Another amazing recipe! LOVED this one. The veggies are so good. Trader Joe’s is my most favorite grocery store, so I absolutely love trying all of your recipes because the ingredients are so easy to find. I will definitely make this one again. I have leftovers for days which is so convenient. Thank you for another great dinner. My family loves your recipes too. 🙂
Jodi, yay, so happy to hear this one was a hit and that you were able to find the ingredients easily. Thanks as always for leaving a reivew!
So delicious, quick and easy! I was in a “use what you have” situation so I substituted salsa for enchilada sauce and it was still really tasty! It’s a definite addition to our dinner rotation!
Michele, I love a “use what you have” moment! Great to know this one works well with salsa — I’m sure that tip will help others making this recipe, too. Thanks so much for leaving a review!
Thank you so much for this yummy recipe! My daughter is vegetarian so I’m always looking for delicious dinner ideas that the whole family can eat. This was a winner!
Wonderful to hear this was a hit with the whole family, Jenny! Thanks so much for taking the time to leave a review. 🙂
Easy, delicious, and toddler approved! I took a short cut and used pre cut, frozen veggies but it didn’t seem to negatively affect the taste. Thank you, Robyn!
Yay for using pre cut frozen veggies, Elyssa, I love that short cut. Thanks so much for sharing your thoughts and for leaving a review!
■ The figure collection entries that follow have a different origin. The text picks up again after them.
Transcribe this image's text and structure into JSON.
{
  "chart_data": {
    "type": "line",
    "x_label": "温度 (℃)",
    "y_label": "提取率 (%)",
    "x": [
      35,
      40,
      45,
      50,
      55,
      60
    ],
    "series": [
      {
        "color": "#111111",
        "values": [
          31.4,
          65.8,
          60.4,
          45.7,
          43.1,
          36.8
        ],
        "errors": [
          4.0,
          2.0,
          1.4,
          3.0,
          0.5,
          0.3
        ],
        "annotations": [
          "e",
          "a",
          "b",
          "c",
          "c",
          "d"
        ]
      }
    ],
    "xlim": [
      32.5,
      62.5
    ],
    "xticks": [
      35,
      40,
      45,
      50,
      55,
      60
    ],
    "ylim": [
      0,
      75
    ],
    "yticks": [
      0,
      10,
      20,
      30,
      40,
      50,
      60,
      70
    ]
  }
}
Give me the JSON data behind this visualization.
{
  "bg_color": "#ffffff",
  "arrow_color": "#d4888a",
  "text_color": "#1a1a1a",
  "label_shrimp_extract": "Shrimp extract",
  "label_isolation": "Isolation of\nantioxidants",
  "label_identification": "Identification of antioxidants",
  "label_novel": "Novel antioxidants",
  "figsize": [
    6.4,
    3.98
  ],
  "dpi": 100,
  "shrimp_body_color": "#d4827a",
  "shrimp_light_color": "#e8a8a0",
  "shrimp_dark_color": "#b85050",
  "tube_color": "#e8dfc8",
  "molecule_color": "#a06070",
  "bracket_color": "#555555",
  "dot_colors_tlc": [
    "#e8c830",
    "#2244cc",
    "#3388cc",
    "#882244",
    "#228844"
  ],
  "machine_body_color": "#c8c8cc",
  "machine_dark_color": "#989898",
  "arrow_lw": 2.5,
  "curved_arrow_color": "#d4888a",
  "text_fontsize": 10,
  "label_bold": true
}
I haven’t tried this recipe yet, but from the pictures and description, it’ll be added to my favs!!
Chantell, I hope you enjoy!
Delicious meal! Super easy and love the veggies. Will add to meal rotation!
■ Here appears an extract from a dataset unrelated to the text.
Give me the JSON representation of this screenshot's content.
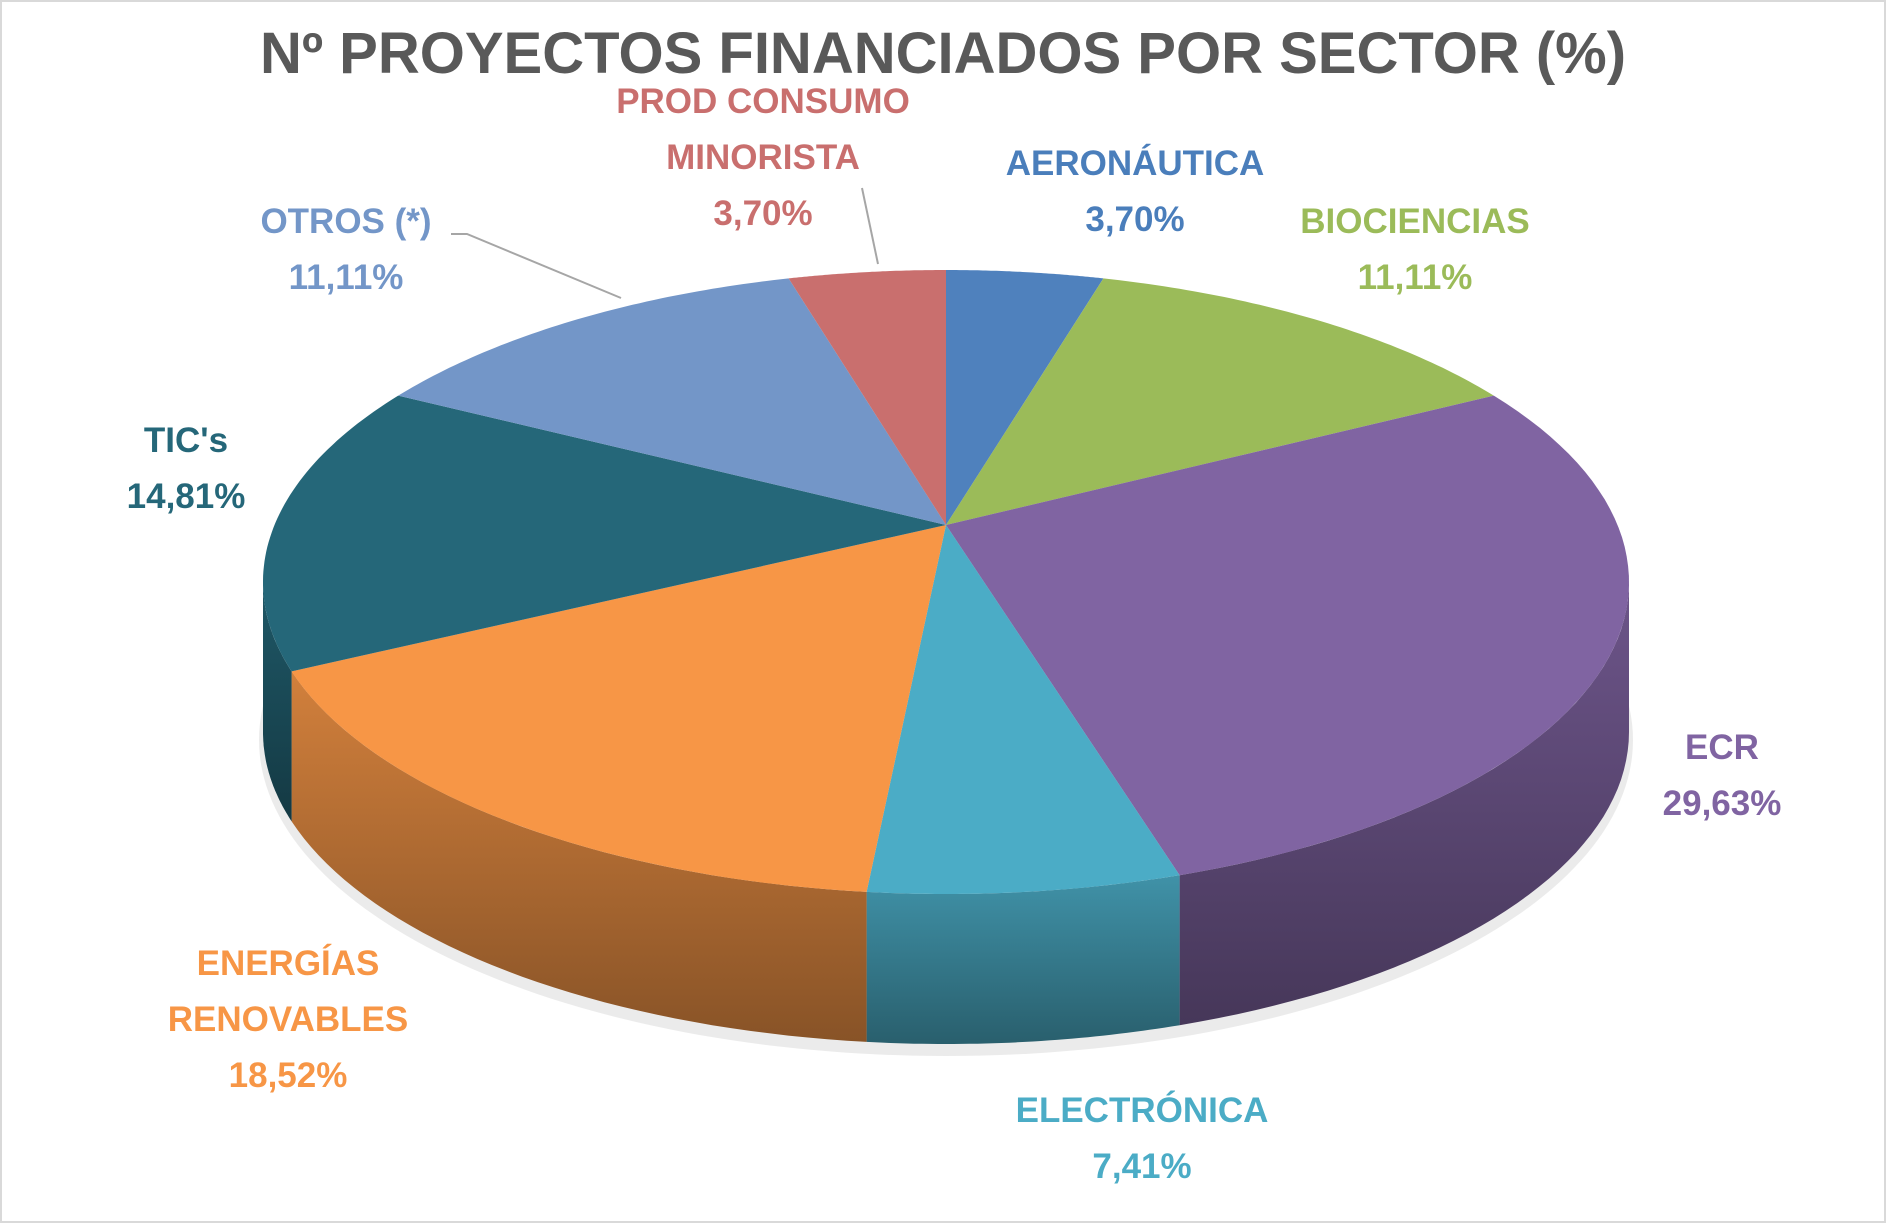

Katie, yay for all the veggies! So happy to hear you enjoyed this one, and thanks so much for leaving a review!
NOT gluten free unless using corn tortilles
You’re correct, Tara, and you’ll also want to make sure you’re using gf enchilada sauce. I mention that several times in the post, but I added that note to the instructions as well to clarify.
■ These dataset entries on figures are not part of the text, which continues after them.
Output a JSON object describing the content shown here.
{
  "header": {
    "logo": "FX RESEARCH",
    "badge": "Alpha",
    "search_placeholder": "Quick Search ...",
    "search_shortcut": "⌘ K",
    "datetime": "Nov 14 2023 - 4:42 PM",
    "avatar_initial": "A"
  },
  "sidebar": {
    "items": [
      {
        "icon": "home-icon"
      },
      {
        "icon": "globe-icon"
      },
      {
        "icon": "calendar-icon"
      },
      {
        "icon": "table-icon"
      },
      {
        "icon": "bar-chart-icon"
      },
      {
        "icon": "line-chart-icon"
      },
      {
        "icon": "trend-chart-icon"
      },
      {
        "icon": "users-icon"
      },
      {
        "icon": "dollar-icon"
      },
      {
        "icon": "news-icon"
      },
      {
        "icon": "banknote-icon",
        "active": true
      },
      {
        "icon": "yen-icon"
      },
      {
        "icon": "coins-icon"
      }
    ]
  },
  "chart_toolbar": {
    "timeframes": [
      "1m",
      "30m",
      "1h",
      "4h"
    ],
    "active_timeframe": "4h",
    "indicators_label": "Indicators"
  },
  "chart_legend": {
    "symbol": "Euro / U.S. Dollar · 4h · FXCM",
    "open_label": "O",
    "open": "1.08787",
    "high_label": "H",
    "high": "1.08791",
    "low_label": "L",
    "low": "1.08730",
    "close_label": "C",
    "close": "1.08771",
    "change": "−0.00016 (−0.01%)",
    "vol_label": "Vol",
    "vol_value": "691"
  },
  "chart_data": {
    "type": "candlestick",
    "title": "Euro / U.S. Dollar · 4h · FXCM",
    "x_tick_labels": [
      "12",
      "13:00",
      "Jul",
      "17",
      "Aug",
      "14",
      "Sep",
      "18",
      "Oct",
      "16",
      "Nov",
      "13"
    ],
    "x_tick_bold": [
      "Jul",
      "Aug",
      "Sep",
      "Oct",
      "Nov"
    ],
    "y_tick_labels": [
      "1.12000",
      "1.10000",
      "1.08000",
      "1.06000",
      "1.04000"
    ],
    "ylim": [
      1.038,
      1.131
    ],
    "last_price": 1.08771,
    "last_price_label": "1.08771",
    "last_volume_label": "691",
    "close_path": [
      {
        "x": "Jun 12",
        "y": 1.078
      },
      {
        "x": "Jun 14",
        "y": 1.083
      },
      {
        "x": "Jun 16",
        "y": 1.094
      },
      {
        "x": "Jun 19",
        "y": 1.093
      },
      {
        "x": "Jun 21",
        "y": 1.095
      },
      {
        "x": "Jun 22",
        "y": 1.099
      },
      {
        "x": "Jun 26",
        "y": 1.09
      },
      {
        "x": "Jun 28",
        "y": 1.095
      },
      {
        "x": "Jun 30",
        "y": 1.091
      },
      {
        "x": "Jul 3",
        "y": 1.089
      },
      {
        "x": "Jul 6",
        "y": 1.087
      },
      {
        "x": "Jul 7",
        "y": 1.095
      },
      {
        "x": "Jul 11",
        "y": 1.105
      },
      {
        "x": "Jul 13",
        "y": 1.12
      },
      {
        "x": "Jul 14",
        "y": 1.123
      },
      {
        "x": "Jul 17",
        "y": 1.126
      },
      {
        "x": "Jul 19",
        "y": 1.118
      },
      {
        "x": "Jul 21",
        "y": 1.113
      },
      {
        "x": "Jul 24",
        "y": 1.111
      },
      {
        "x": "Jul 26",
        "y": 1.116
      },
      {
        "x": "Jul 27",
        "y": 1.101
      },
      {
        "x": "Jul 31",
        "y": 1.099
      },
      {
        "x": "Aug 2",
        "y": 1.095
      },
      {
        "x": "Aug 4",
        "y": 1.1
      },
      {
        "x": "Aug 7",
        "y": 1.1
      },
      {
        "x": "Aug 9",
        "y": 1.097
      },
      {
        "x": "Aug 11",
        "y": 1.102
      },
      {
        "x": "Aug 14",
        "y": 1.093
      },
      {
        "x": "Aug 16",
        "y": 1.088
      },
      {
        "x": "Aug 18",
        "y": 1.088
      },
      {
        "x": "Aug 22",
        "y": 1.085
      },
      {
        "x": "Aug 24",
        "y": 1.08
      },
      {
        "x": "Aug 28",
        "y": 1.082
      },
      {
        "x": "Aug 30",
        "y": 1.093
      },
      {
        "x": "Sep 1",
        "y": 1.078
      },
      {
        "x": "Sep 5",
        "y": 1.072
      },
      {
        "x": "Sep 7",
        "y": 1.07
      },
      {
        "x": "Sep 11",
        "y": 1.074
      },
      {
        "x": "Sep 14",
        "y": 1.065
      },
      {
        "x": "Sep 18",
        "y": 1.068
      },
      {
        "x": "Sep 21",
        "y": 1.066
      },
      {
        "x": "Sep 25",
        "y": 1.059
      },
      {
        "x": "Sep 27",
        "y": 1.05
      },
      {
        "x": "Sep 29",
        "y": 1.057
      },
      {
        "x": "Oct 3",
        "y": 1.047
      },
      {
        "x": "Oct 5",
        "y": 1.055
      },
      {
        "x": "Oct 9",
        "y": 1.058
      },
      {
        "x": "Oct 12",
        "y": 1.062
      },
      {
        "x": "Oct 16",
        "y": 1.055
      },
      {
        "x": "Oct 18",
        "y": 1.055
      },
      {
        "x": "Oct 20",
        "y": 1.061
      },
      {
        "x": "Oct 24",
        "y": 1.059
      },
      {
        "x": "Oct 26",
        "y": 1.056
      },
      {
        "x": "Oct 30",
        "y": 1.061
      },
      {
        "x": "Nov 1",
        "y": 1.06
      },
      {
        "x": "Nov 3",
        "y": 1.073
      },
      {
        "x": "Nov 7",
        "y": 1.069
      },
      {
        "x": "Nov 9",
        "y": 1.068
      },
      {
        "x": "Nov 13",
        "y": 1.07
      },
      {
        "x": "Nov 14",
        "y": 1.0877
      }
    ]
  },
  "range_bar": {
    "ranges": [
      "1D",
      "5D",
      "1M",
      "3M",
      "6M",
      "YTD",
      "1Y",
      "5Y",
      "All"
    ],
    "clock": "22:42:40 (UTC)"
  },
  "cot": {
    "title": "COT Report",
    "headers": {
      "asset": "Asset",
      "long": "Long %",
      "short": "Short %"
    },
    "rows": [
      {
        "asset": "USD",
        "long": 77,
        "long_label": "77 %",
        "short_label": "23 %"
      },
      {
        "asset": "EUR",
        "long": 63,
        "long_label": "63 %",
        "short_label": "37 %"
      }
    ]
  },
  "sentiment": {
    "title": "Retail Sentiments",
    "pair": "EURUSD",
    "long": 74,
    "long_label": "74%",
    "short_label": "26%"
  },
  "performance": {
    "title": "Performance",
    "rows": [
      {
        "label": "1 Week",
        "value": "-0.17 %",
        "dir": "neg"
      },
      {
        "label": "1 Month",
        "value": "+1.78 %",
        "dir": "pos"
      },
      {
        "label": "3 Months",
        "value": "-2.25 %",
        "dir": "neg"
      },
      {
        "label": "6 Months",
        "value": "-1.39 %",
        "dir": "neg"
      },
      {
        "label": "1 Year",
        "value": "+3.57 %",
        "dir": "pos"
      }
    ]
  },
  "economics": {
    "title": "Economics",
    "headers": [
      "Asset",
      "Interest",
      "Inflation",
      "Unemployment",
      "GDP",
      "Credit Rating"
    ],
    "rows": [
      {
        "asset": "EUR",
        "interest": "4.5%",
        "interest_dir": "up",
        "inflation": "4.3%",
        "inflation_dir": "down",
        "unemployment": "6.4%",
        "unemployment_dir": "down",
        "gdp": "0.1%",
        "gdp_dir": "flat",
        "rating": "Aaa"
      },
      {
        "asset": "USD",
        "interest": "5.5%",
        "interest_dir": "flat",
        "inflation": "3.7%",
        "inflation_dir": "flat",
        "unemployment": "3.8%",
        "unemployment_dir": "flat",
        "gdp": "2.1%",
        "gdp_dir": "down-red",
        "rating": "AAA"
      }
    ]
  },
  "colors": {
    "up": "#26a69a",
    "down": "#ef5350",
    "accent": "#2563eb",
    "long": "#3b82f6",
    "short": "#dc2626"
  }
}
This was delicious! My husband tries to eat a ton of protein, so I added some shredded chicken and it was great.
I will definitely make this again.
Shelby, great idea to bump up the protein in this recipe by adding chicken. Thanks for sharing your tips and for leaving a review!
Nice dish, I added to the recipe; mushrooms, spinach, fresh crushed garlic, fresh chopped jalapeño peppers, taco seasoning mix and a jar of spicy/hot salsa, along with some tofu taco “meat” I had made and frozen. I also used CORN TORTILLA’s instead of flour, for less carbs and more authentic Mexican flavor.. This recipe would also be great to use with Masa Harina to make a Veggie tamale casserole, which I may make next week. Will be using this as my base veggie main dish.
Deena, great tips and notes. Thanks for sharing and for leaving a reivew!
This was so delicious! I will definitely make it again and again. And the leftovers heated up beautifully.
Wonderful to hear this one was a hit, Pam. Thanks so much for taking the time to share your thoughts and for leaving a review!